5253 sayılı Dernekler Kanununun 15. maddesinde, feshedilen veya münfesih hale düşen derneklerin para, mal ve haklarının tasfiyesi tüzüklerinde gösterilen esaslara göre yapılacağı belirtilerek tasfiye hususunda dernek genel kurulu tarafından bir karar alınmamış veya genel kurul toplanamamışsa yahut dernek mahkeme kararıyla feshedilmişse, derneğin bütün para, mal ve haklarının mahkeme kararıyla tasfiye edileceği açıklanmıştır. Derneklerin tasfiyesinin nasıl yapılacağı Dernekler Yönetmeliğinde ayrıntılı düzenlenmiş olup Yönetmeliğin 89. maddesinde, genel kurul kararı ile feshedilen veya kendiliğinden sona erdiği tespit edilen derneğin para, mal ve haklarının tasfiyesi, tüzüğünde gösterilen esaslara göre yapılacağı, derneğin mahkeme kararı ile feshedilmesi halinde, derneğin bütün para, mal ve hakları, mahkeme kararıyla bulunduğu ildeki amacına en yakın ve kapatıldığı tarihte en fazla üyeye sahip derneğe devredileceği, bu derneklerin para, mal ve haklarının tasfiyesinin mahkeme kararında belirtilen esaslara göre yapılacağı ve tasfiyenin tamamlanmasını müteakip, durumun ilgili mülki idare amirliğine bildirileceği düzenlenmiştir. Dernekler Kanununda tasfiye konusunda hangi mahkemenin görevli olduğu açıkça gösterilmemiştir. Bu durumda görevli mahkeme genel hükümlere göre belirlenecektir.
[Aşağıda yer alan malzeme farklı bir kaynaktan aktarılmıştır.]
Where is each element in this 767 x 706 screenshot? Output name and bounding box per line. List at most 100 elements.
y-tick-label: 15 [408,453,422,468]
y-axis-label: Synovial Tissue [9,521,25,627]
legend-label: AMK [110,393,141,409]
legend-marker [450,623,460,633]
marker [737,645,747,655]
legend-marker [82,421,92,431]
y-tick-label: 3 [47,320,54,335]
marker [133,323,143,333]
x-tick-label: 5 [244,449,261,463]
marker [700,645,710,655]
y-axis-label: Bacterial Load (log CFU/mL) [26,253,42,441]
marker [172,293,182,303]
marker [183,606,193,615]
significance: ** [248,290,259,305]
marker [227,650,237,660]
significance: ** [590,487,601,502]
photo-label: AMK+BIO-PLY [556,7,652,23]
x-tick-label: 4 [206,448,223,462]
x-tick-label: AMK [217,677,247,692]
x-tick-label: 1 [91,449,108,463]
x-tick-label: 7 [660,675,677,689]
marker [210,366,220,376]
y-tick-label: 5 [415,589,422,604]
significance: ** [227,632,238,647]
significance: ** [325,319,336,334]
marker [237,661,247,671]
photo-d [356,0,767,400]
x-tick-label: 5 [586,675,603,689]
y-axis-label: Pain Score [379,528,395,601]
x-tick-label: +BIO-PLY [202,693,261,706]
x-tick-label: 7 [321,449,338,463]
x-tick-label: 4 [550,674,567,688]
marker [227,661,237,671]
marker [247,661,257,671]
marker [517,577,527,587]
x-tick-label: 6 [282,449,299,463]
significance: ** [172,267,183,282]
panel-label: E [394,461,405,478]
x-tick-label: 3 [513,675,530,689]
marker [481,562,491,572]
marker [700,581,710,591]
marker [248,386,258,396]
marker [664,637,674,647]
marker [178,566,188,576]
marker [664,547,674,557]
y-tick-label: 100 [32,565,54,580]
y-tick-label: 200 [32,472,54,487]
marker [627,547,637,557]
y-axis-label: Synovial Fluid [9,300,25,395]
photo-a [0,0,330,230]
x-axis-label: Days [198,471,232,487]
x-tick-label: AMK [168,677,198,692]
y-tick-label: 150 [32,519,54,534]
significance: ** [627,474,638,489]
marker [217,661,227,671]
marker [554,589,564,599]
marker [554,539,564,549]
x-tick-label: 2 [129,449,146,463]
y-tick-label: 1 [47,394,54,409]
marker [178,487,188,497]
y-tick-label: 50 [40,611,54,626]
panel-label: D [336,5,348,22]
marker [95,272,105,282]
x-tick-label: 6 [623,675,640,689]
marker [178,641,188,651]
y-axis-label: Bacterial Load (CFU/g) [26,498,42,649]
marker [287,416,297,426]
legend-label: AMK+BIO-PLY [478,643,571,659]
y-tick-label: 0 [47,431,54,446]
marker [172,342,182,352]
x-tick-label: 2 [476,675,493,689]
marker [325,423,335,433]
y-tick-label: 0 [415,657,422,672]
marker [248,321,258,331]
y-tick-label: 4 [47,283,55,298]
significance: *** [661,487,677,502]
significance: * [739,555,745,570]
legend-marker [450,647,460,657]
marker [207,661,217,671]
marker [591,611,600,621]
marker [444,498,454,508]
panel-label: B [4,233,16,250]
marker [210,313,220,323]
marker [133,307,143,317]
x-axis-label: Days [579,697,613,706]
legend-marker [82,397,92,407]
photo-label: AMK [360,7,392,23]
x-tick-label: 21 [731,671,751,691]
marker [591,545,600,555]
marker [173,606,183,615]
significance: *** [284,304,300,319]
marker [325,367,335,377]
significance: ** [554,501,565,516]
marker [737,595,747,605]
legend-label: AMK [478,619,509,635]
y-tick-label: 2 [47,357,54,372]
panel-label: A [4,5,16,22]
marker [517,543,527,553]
6100 sayılı Hukuk Muhakemeleri Kanununun görevin belirlenmesi ve niteliği başlıklı 1. maddesinde, mahkemelerin görevinin ancak kanunla düzenleneceği ve göreve ilişkin kuralların kamu düzeninden olduğu belirlendiğinden bu hususun mahkemelerce yargılamanın her aşamasında kendiliğinden dikkate alınması gerekir. Aynı Kanunun 2. maddesinde ise şahıs varlığına ilişkin davalarda görevli mahkemenin aksine bir düzenleme bulunmadıkça asliye hukuk mahkemesi olduğu ve HMK"da ve diğer kanunlarda aksine düzenleme bulunmadıkça, asliye hukuk mahkemesinin diğer dava ve işler bakımından da görevli olduğu hükme bağlanmıştır.
Somut olayda dava dilekçesinde, 04.05.2008 tarihinde fesih kararı alan "..."nin 05.05.2008 tarihli tasfiye kurulu tutanağı ile yapılan tasfiyesinin usulsüz olduğu, usulsüz tasfiyenin tespiti ile adı geçen derneğin tasfiyesi istenilmiştir. Yukarıda gösterilen yasal düzenlemeler dikkate alındığında, davanın şahıs varlığına ilişkin çekişmeli olarak açılan derneğin tasfiyesi istemine yönelik olması ve asliye hukuk mahkemesinin görev alanına girmesi nedeniyle uyuşmazlığın ... 2. Asliye Hukuk Mahkemesince görülüp sonuçlandırılması gerekir.
SONUÇ: Yukarıda açıklanan nedenlerle, 6100 sayılı HMK’nın 21 ve 22. maddeleri gereğince ... 2. Asliye Hukuk Mahkemesinin YARGI YERİ OLARAK BELİRLENMESİNE 21/09/2016 gününde oy birliğiyle karar verildi.